Steven Law, a former top aide to Senate Minority Leader Mitch McConnell, R-Ky., who heads the Senate Leadership Fund, a super PAC supporting Senate Republicans, said he believes that “almost nobody voted for Biden — they voted against the other guy.”
“The dominant Biden argument was, ‘I’m going to fix this COVID issue and the previous president wasn’t able to do it,’ and in many ways, this Biden White House has become everything candidate Biden said was wrong against his predecessor,” Law said.
Some Democrats also say the Biden team was too optimistic, not just hoping for best but also failing to plan for the worst.
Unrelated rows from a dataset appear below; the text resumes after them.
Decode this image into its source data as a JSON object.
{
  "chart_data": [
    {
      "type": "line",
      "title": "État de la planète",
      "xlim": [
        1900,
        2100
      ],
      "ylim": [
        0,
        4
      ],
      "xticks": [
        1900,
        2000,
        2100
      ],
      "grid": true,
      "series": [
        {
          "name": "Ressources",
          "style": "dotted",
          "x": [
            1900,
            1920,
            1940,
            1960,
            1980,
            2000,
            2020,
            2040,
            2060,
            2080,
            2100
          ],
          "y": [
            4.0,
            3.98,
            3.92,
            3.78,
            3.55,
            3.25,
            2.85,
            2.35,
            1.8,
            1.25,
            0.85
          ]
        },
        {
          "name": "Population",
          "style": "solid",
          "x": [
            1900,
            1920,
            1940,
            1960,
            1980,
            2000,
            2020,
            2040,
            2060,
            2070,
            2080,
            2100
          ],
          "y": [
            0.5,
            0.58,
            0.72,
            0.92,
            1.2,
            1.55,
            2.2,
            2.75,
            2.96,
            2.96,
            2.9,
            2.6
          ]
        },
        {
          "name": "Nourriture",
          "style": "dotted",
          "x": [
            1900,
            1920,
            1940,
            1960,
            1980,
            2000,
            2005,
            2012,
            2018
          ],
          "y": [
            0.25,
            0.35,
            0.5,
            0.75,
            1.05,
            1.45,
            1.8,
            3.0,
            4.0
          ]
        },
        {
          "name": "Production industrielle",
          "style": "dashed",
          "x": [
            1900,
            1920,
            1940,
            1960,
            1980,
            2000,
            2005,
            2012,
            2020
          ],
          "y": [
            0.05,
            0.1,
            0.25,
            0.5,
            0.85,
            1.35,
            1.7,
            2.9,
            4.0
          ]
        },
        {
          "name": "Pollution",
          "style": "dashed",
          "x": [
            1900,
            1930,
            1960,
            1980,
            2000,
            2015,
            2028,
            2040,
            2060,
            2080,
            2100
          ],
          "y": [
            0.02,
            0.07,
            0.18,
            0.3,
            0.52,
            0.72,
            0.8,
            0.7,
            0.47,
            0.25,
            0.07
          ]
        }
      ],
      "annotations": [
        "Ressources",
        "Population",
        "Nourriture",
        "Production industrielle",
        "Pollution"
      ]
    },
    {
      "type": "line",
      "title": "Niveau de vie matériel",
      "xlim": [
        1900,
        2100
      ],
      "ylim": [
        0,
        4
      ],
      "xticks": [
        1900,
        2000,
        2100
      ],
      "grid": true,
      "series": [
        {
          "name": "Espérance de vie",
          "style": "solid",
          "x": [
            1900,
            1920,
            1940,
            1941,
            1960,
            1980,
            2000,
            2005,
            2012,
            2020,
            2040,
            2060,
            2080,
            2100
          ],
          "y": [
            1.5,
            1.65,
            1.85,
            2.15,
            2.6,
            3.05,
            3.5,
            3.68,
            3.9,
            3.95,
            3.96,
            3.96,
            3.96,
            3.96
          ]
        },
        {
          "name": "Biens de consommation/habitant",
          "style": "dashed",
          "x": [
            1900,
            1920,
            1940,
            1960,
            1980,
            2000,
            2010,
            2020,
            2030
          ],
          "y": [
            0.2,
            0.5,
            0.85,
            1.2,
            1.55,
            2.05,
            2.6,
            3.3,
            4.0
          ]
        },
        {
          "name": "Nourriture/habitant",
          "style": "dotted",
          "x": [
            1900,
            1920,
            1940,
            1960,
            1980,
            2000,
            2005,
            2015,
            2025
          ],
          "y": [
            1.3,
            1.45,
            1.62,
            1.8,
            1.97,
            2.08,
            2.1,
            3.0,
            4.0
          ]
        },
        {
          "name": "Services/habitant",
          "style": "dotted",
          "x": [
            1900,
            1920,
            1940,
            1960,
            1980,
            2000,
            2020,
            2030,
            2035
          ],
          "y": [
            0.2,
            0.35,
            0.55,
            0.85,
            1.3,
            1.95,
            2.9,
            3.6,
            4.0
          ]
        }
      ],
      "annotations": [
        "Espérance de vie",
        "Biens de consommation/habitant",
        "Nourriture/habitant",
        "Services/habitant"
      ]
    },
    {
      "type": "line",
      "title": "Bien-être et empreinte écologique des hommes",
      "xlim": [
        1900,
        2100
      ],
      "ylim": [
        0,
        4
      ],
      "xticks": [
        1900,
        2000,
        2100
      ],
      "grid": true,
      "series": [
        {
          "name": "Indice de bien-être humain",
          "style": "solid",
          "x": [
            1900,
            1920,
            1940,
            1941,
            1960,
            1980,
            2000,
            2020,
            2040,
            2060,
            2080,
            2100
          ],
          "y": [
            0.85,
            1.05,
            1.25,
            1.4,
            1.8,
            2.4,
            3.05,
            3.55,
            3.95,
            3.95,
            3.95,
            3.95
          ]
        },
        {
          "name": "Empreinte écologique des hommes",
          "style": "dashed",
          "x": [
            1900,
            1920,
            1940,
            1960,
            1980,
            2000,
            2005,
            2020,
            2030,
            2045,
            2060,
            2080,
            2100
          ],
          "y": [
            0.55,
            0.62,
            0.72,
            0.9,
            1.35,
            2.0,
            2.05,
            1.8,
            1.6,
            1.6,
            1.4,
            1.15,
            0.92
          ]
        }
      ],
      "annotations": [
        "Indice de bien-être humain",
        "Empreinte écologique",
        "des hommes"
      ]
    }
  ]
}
“I don’t think they set expectations adequately for what they were dealing with,” said Doug Sosnik, a Democratic strategist and former political director in the Clinton White House. “There’s an old saying in Washington that it’s not about winning or losing — it’s whether or not you beat the spread.”
Speaking at the White House on Friday to tout the recently passed infrastructure bill, even Biden briefly seemed to acknowledge the unfulfilled promise of his first year, before turning his attention back to his achievements.
“There’s a lot of talk about disappointments and things we haven’t gotten done,” Biden said. “We’re going to get a lot of them done, I might add.”
Scott Clement and Emily Guskin contributed to this report.